Ordinarily after the surgery, you will go to a Recovery Room, Respiratory Care Unit, or Intensive Care Unit depending on each hospital’s method of taking care of MG patients following surgery. A ventilator may be required depending on the type of operation and the severity of your weakness. As soon as the breathing tube has been removed, you will be asked and helped to deep breath and cough frequently to keep the lungs clear of secretions. One or two chest tubes (small tubes exiting the chest and attached to drainage bottles) are usually used after the transsternal and videoscopic operations, and removed soon after surgery.
Medications used to manage MG before surgery are usually continued after surgery. The neurologist will decide how to taper your medications after surgery in subsequent follow-up appointments.
Pain is minimal following transcervical thymectomy and usually mild following videoscopic thymectomy, although some patients have reported late pain. The pain associated with transsternal thymectomy is temporary and well controlled with medication and gradually resolves within 3-5 days. Patients typically require minimal pain medication on hospital discharge. If your pain is not well-controlled, talk with your doctors about options.
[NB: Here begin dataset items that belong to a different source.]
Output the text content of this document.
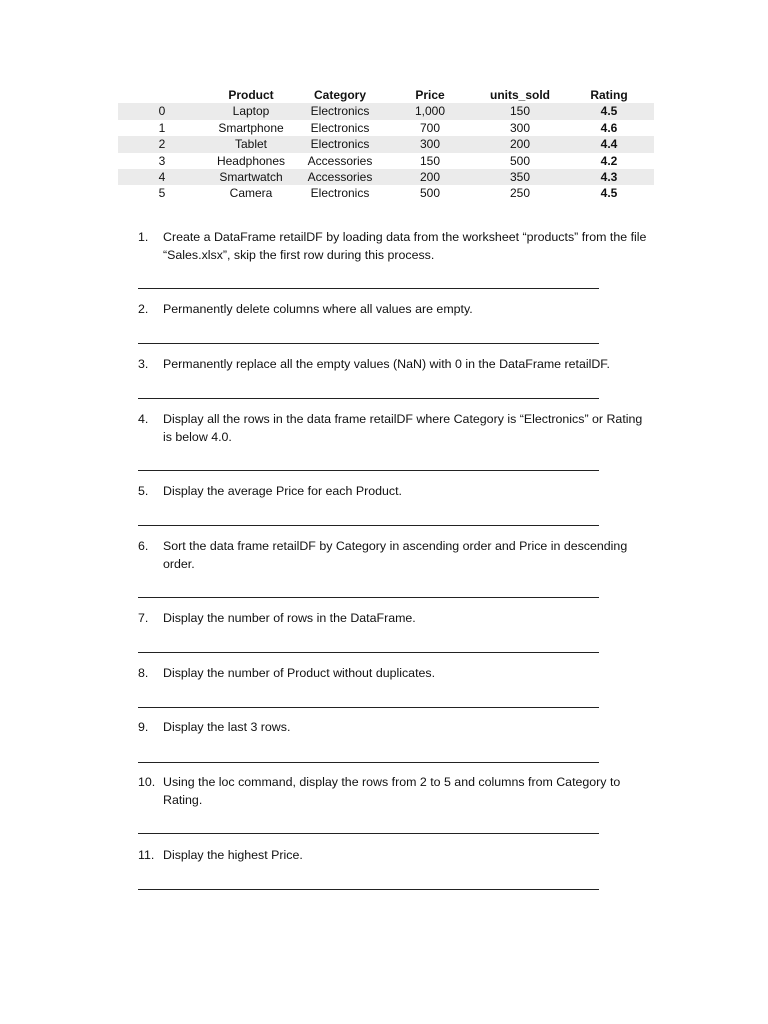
	Product	Category	Price	units_sold	Rating
0	Laptop	Electronics	1,000	150	4.5
1	Smartphone	Electronics	700	300	4.6
2	Tablet	Electronics	300	200	4.4
3	Headphones	Accessories	150	500	4.2
4	Smartwatch	Accessories	200	350	4.3
5	Camera	Electronics	500	250	4.5
1. Create a DataFrame retailDF by loading data from the worksheet “products” from the file “Sales.xlsx”, skip the first row during this process.
2. Permanently delete columns where all values are empty.
3. Permanently replace all the empty values (NaN) with 0 in the DataFrame retailDF.
4. Display all the rows in the data frame retailDF where Category is “Electronics” or Rating is below 4.0.
5. Display the average Price for each Product.
6. Sort the data frame retailDF by Category in ascending order and Price in descending order.
7. Display the number of rows in the DataFrame.
8. Display the number of Product without duplicates.
9. Display the last 3 rows.
10. Using the loc command, display the rows from 2 to 5 and columns from Category to Rating.
11. Display the highest Price.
The length of time in the hospital will vary depending on the type of surgery and your overall weakness. In most cases you will be ready to go home in a few days to a week. Your preoperative medications, immunosuppression and other forms of therapy are usually resumed after surgery for variable periods of time depending on the MG symptoms and the neurologist’s recommendations.
When can I return to my usual activities?
It is hard to predict the recovery time for any individual patient. And the return to work, school and other responsibilities and activities will also vary—as certainly some jobs and life responsibilities are more physically demanding than others. It may be best to plan for the worst (when working with both health and disability insurance) and still hope for the best. Your physician can provide an estimate, based on your expected responsibilities, as well as your normal level of weakness and the surgical plan—but no one really knows how any given person will react to and recover from surgery—especially someone with MG.
A patient who does heavy lifting or construction work, or is a school teacher or hospital nurse on his/her feet all day, may need to be off work longer than someone who has a desk job. And the mom or dad whose day job is taking care of a toddler may need extra help until he/she is able to safely lift 25-30 pounds. It is also hard to predict the fatigue factor with MG. It is better for those who are employed and planning to return to work to ask your physician to write for a longer time off for your short-term disability. If you feel great and are ready to go back, no one will argue if your doctor reduces the needed time off. It is encouraging to note that most patients have very few problems after the surgery and are able to return to their usual pre-operative activities.
Will my insurance pay for the surgery?
Health insurance companies do pay for thymectomies. Since there may be questions concerning insurance coverage with specific surgeons and specific institutions, it is a good idea to check with your insurance company as soon as a thymectomy is being considered to make sure that the coverage is in order. Some insurance companies may require additional consultation and some type of prior authorization. In some instances, letters from the neurologist and surgeon will be required to defend the procedure selected.